Four days after being successfully treated for subarachnoid hemorrhage, a 38-year-old patient in your Neuro ICU declines neurologically and loses her hearing. An MRI reveals severe, bilateral vasospasm and delayed cerebral ischemia (DCI) in her right auditory cortex.

DCI after SAH is complex and dynamic. While the Modified Fisher Scale (mFS) is one of the standard predictive tools used for DCI after SAH, its limitations fuel frustrations for neurosurgeons and neurocritical care physicians charged with caring for these patients.

Is the scale lacking or is physician training? And are there better tools on the horizon?

Researchers recently highlighted the need to standardize the definition and training for the mFS via a cross-sectional survey and literature review that reveals how the widely used scale lacks in reliability.

In the survey, 46 attending physicians who assign mFS from 32 institutions were asked to grade the mFS of randomly selected SAH patients’ admission CT scans.

Melinosky et. al found what they consider only “moderate” interrater reliability of mFS scoring, noting specifically:

    • Only 24% of participants correctly identified that there is no clear measurement of thick or thin SAH
    • 52% correctly identified that any blood in any ventricle is scored as intraventricular blood
    • Half were not aware that Claassen’s scale was unique from the mFS
    • Participants who could properly define the mFS score components showed good agreement
    • 72% of the respondents said they would like more formal training on the scale

The study notes that the survey participants, who assign mFS at institutions with high numbers of SAH patients, were mostly neurologists with neurocritical care certification with a median of 5 years of neurocritical care practice.

As part of their literature review, Melinosky et. analyzed 164 original research papers utilizing the mFS. Of the 37 studies that included some definition of the mFS, they found that only 17 listed the correct criteria and 20 listed incorrect or incomplete criteria.
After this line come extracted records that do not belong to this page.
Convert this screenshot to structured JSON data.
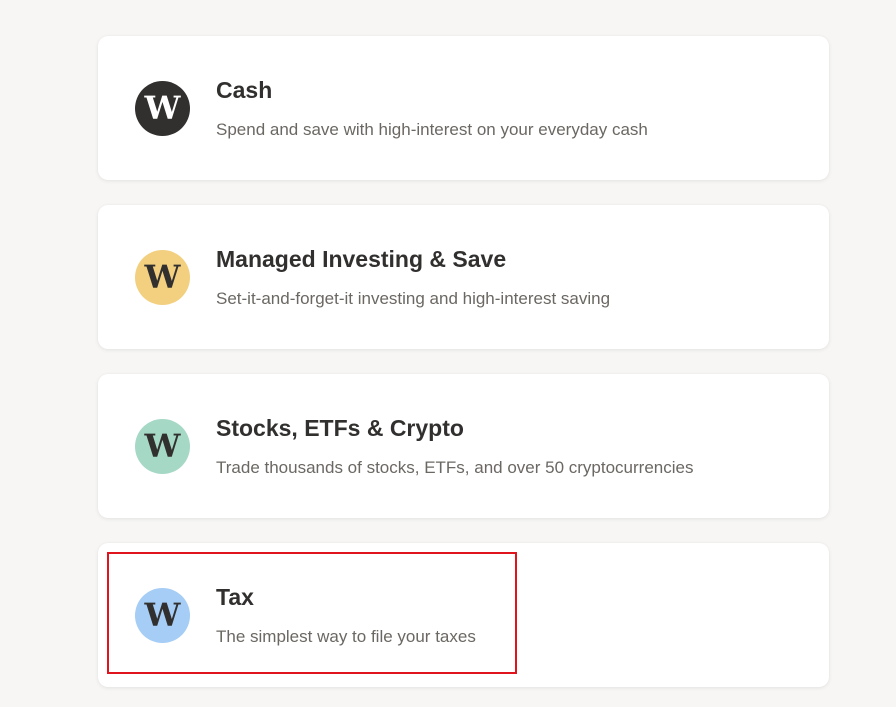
{
  "colors": {
    "page_background": "#f7f6f4",
    "card_background": "#ffffff",
    "title_text": "#32302f",
    "description_text": "#6b6863",
    "highlight_border": "#e0141c"
  },
  "products": [
    {
      "title": "Cash",
      "description": "Spend and save with high-interest on your everyday cash",
      "logo_letter": "W",
      "logo_bg": "#32302f",
      "logo_fg": "#ffffff"
    },
    {
      "title": "Managed Investing & Save",
      "description": "Set-it-and-forget-it investing and high-interest saving",
      "logo_letter": "W",
      "logo_bg": "#f2d080",
      "logo_fg": "#32302f"
    },
    {
      "title": "Stocks, ETFs & Crypto",
      "description": "Trade thousands of stocks, ETFs, and over 50 cryptocurrencies",
      "logo_letter": "W",
      "logo_bg": "#a6d8c6",
      "logo_fg": "#32302f"
    },
    {
      "title": "Tax",
      "description": "The simplest way to file your taxes",
      "logo_letter": "W",
      "logo_bg": "#a5cdf5",
      "logo_fg": "#32302f"
    }
  ]
}
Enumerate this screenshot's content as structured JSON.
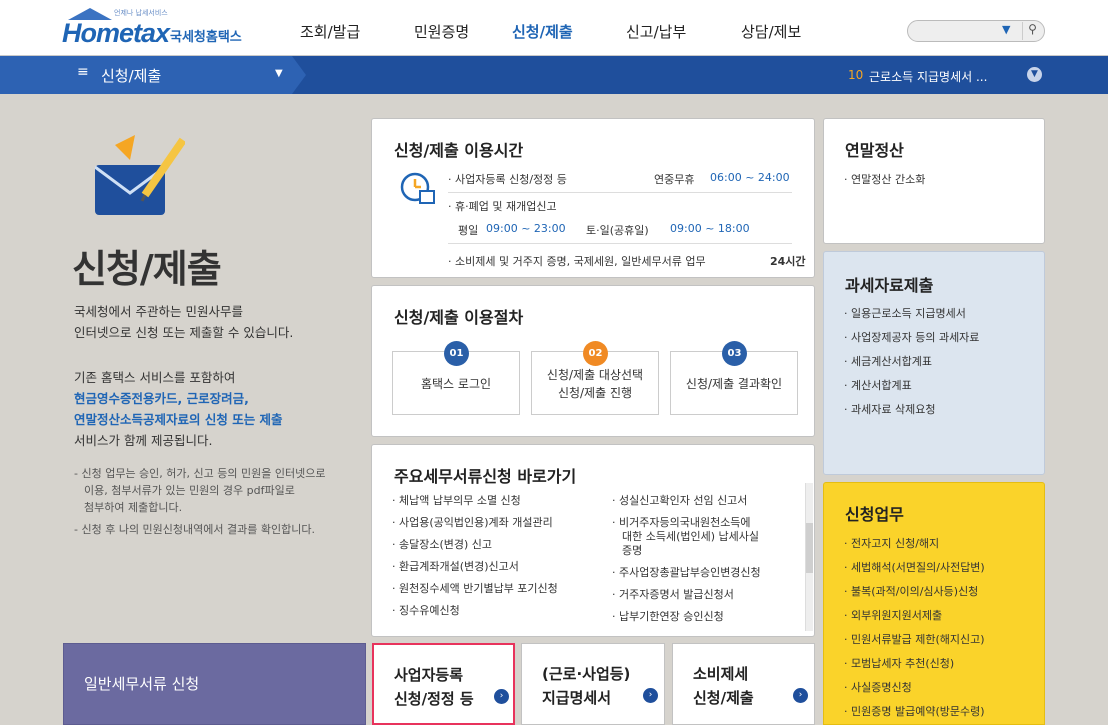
{
  "header": {
    "logo_text": "Hometax",
    "logo_sub": "국세청홈택스",
    "logo_tag": "언제나 납세서비스",
    "nav": [
      "조회/발급",
      "민원증명",
      "신청/제출",
      "신고/납부",
      "상담/제보"
    ],
    "search_placeholder": ""
  },
  "bar": {
    "title": "신청/제출",
    "rank_number": "10",
    "rank_text": "근로소득 지급명세서 ..."
  },
  "intro": {
    "title": "신청/제출",
    "desc_1": "국세청에서 주관하는 민원사무를",
    "desc_2": "인터넷으로 신청 또는 제출할 수 있습니다.",
    "desc_3": "기존 홈택스 서비스를 포함하여",
    "desc_blue_1": "현금영수증전용카드, 근로장려금,",
    "desc_blue_2": "연말정산소득공제자료의 신청 또는 제출",
    "desc_4": "서비스가 함께 제공됩니다.",
    "note_1a": "- 신청 업무는 승인, 허가, 신고 등의 민원을 인터넷으로",
    "note_1b": "이용, 첨부서류가 있는 민원의 경우 pdf파일로",
    "note_1c": "첨부하여 제출합니다.",
    "note_2": "- 신청 후 나의 민원신청내역에서 결과를 확인합니다."
  },
  "hours": {
    "title": "신청/제출 이용시간",
    "row1_label": "· 사업자등록 신청/정정 등",
    "row1_prefix": "연중무휴",
    "row1_time": "06:00 ~ 24:00",
    "row2_label": "· 휴·폐업 및 재개업신고",
    "row3_prefix": "평일",
    "row3_time1": "09:00 ~ 23:00",
    "row3_mid": "토·일(공휴일)",
    "row3_time2": "09:00 ~ 18:00",
    "row4_label": "· 소비제세 및 거주지 증명, 국제세원, 일반세무서류 업무",
    "row4_value": "24시간"
  },
  "procedure": {
    "title": "신청/제출 이용절차",
    "steps": [
      {
        "num": "01",
        "line1": "홈택스 로그인",
        "line2": "",
        "color": "#2a5fa8"
      },
      {
        "num": "02",
        "line1": "신청/제출 대상선택",
        "line2": "신청/제출 진행",
        "color": "#f08a24"
      },
      {
        "num": "03",
        "line1": "신청/제출 결과확인",
        "line2": "",
        "color": "#2a5fa8"
      }
    ]
  },
  "shortcuts": {
    "title": "주요세무서류신청 바로가기",
    "left": [
      "· 체납액 납부의무 소멸 신청",
      "· 사업용(공익법인용)계좌 개설관리",
      "· 송달장소(변경) 신고",
      "· 환급계좌개설(변경)신고서",
      "· 원천징수세액 반기별납부 포기신청",
      "· 징수유예신청"
    ],
    "right_1": "· 성실신고확인자 선임 신고서",
    "right_2a": "· 비거주자등의국내원천소득에",
    "right_2b": "대한 소득세(법인세) 납세사실",
    "right_2c": "증명",
    "right_3": "· 주사업장총괄납부승인변경신청",
    "right_4": "· 거주자증명서 발급신청서",
    "right_5": "· 납부기한연장 승인신청"
  },
  "yearend": {
    "title": "연말정산",
    "items": [
      "· 연말정산 간소화"
    ]
  },
  "taxdata": {
    "title": "과세자료제출",
    "items": [
      "· 일용근로소득 지급명세서",
      "· 사업장제공자 등의 과세자료",
      "· 세금계산서합계표",
      "· 계산서합계표",
      "· 과세자료 삭제요청"
    ]
  },
  "apply": {
    "title": "신청업무",
    "items": [
      "· 전자고지 신청/해지",
      "· 세법해석(서면질의/사전답변)",
      "· 불복(과적/이의/심사등)신청",
      "· 외부위원지원서제출",
      "· 민원서류발급 제한(해지신고)",
      "· 모범납세자 추천(신청)",
      "· 사실증명신청",
      "· 민원증명 발급예약(방문수령)"
    ]
  },
  "tiles": {
    "general": "일반세무서류 신청",
    "biz_1": "사업자등록",
    "biz_2": "신청/정정 등",
    "wage_1": "(근로·사업등)",
    "wage_2": "지급명세서",
    "cons_1": "소비제세",
    "cons_2": "신청/제출"
  },
  "colors": {
    "brand": "#1f65b5",
    "bar": "#1f4f9c",
    "orange": "#f08a24",
    "yellow_panel": "#fad32a",
    "purple_tile": "#6b6aa0",
    "highlight_border": "#e8335c"
  }
}
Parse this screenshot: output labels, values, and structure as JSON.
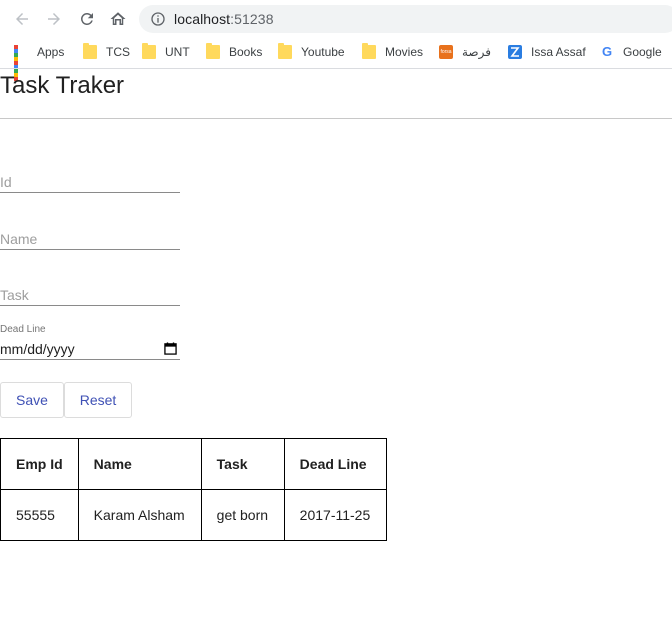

Melinosky et. al also note that the study that demonstrated the highest reliability of the Fisher scale provided each rater with a detailed description of the scale. This led them to conclude that simply providing the criteria could be enough to improve the reliability of mFS.

The Need for Better Tools

The Fisher grade was developed in 1980, when Canadian neurologist C. Miller Fisher investigated the relationship between subarachnoid blood detected by CT scans and the development of cerebral vasospasm in 47 cases of verified ruptured saccular aneurysm.

In 2001, Claassen et. al proposed a modified scale to account for thick SAH and bilateral intraventricular hemorrhage as risk factors for DCI. Five years later, Frontera et. al confirmed that the modified scale predicts symptomatic vasospasm after subarachnoid hemorrhage more accurately than original Fisher scale.

There have been strides to develop more accurate and timely prediction models. Recently, researchers in Texas analyzed whether machine learning could predict DCI more accurately than both the mFS and Hunt-Hess scale in 399 SAH patients. In the end, the machine learning model was 36% more accurate in predicting DCI than both scales, yet on par when compared to physician’s ability to predict DCI.

Another study sought to test whether machine learning could predict DCI earlier than physicians in 310 SAH patients. The hourly DCI risk scores, generated via machine learning, were able to correctly predict between 64% and 91% of DCI events as soon as 12 hours before clinicians.

Lastly, transcranial dopplers have also been used to diagnose vasospasms but recent research has shown the tool’s limited ability to help identify patients who may develop ischemia from vasospasm. One study also found that such dopplers only able to obtain the sensitivity and specificity needed to detect DCI on day 8 of SAH.